En esa conexión con lo aprendido aparece también la pasión por las frutas nativas patagónicas, un sello que distingue a Jauja. “Fuimos pioneros en usar frutas nativas. Ahí me sirvió mucho la botánica. Hoy estamos con un proyecto de vivero de nativas, ornamentales y frutales. Todo está conectado”.

La conversación va y viene. Surge el tema de la comunidad, de la cantidad de gente que pasó por Jauja desde sus inicios. “Es lógico —dice—. Mis viejos empezaron hace 44, 45 años en un pueblo que era muchísimo más chico. Y al haber trabajo de temporada, mucha gente tuvo acá su primer empleo. Es parte de la historia del lugar”.

Y vuelve el tema de la creatividad, ese motor silencioso que atraviesa a la familia. “Hay cosas que uno planifica, y otras que sorprenden”, cuenta. Una de las favoritas es la historia del helado de mousse de chocolate amargo. “Yo era fanático del chocolate amargo, quería sí o sí ese helado. Lo hicimos… y no se vendía. Hasta que mi viejo dijo: ‘Cambiemos el nombre’. Le pusimos ‘Chocolate profundo’. Y explotó. Es mi gusto favorito”.

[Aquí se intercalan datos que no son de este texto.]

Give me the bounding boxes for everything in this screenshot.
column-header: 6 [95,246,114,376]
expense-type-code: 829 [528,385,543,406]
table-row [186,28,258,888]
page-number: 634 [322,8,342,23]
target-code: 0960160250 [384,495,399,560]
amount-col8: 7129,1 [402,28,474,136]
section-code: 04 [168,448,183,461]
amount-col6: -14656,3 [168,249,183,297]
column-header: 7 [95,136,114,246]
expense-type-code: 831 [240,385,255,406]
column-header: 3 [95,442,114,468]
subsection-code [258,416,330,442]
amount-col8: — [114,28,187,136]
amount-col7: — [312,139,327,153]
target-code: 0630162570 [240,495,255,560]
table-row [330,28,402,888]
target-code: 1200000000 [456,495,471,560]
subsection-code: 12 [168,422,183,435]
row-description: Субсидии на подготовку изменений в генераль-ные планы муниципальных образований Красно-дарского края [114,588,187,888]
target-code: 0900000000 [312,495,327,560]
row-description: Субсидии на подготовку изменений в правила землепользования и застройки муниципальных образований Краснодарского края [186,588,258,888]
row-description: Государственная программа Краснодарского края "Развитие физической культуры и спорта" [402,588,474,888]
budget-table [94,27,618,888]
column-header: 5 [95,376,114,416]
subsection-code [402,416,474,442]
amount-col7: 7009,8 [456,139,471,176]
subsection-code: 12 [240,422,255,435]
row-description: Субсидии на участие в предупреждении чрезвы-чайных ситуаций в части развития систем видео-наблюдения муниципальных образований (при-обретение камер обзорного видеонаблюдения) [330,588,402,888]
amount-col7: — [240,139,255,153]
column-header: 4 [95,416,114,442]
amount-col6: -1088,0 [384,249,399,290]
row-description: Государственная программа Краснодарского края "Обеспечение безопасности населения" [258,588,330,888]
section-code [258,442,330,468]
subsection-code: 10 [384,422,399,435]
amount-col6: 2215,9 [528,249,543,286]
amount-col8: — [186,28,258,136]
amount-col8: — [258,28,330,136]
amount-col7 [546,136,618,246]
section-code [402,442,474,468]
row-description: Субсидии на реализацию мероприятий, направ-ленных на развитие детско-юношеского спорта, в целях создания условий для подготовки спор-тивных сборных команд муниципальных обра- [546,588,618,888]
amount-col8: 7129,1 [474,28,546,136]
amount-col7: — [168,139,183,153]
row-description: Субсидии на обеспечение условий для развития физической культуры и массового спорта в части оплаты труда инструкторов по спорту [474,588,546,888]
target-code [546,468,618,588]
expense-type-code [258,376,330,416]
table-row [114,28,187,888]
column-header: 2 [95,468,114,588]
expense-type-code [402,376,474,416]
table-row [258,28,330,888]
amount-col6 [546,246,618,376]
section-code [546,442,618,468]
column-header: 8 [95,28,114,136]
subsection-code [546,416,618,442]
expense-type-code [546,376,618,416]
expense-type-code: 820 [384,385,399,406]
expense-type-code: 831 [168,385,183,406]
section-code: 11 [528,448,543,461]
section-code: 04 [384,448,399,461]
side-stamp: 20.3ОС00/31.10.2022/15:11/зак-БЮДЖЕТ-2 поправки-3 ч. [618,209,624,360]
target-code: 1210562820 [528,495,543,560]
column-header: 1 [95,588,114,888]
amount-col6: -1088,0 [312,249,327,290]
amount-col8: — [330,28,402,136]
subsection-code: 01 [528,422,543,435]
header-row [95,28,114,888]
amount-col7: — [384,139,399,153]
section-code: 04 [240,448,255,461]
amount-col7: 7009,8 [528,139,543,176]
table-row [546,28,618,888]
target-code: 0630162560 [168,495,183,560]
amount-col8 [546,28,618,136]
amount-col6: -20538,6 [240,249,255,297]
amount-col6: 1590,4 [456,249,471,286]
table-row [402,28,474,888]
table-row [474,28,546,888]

El nombre cambió el destino, y en eso también interviene Melchor, su hermano. “Melchor aportó mucho en los nombres. A veces describís un sabor y no suena atractivo, pero el nombre lo transforma. Profundo y Contradictorio, Mousse del Piltri… hasta poesía tiene”.

Y no es casualidad. Jauja nació como una escuela de arte antes de convertirse en heladería. “Acá funcionaba el coro de cámara de Héctor Biso, había teatro… el arte estuvo siempre metido. Ese espíritu creativo sigue siendo un pilar”.

¿Y el futuro? Camilo no duda: “Siempre tenemos helados nuevos en carpeta. Quiero seguir profundizando en sabores con frutas nativas. Y hace rato que estoy detrás del helado de higos con queso cuartirolo… creo que sale en breve”.

También está la montaña, ese otro eje identitario de la región. “Muchos senderos tienen murta, michay, calafate. Es hermoso que la gente pueda reconocer esos sabores cuando está allá arriba”. Jauja, entonces, es parte del paisaje, del aire, de la memoria colectiva. Parte de la comarca.

Cuando la charla se va acercando al final, aparece la pregunta inevitable: ¿qué se siente ver que aquello que empezó tu familia es hoy un pedazo del alma del Bolsón? Camilo respira, mira el local, observa a la gente que entra y sale. Y dice una frase que resume todo:

“Es emoción, responsabilidad y gratitud. Eso es Jauja para mí: un legado que nos abraza y que nos supera”.

En tiempos donde todo parece efímero, donde las cosas cambian rápido y las certezas duran poco, Jauja permanece. No como algo estático, sino como algo vivo. Que se transforma, que se adapta, pero que no pierde su esencia.

Como esos sabores que nacieron de un error y terminaron siendo inolvidables.

Como esa infancia que nunca se fue del todo.

Como ese sueño que, después de tantos años, sigue intacto.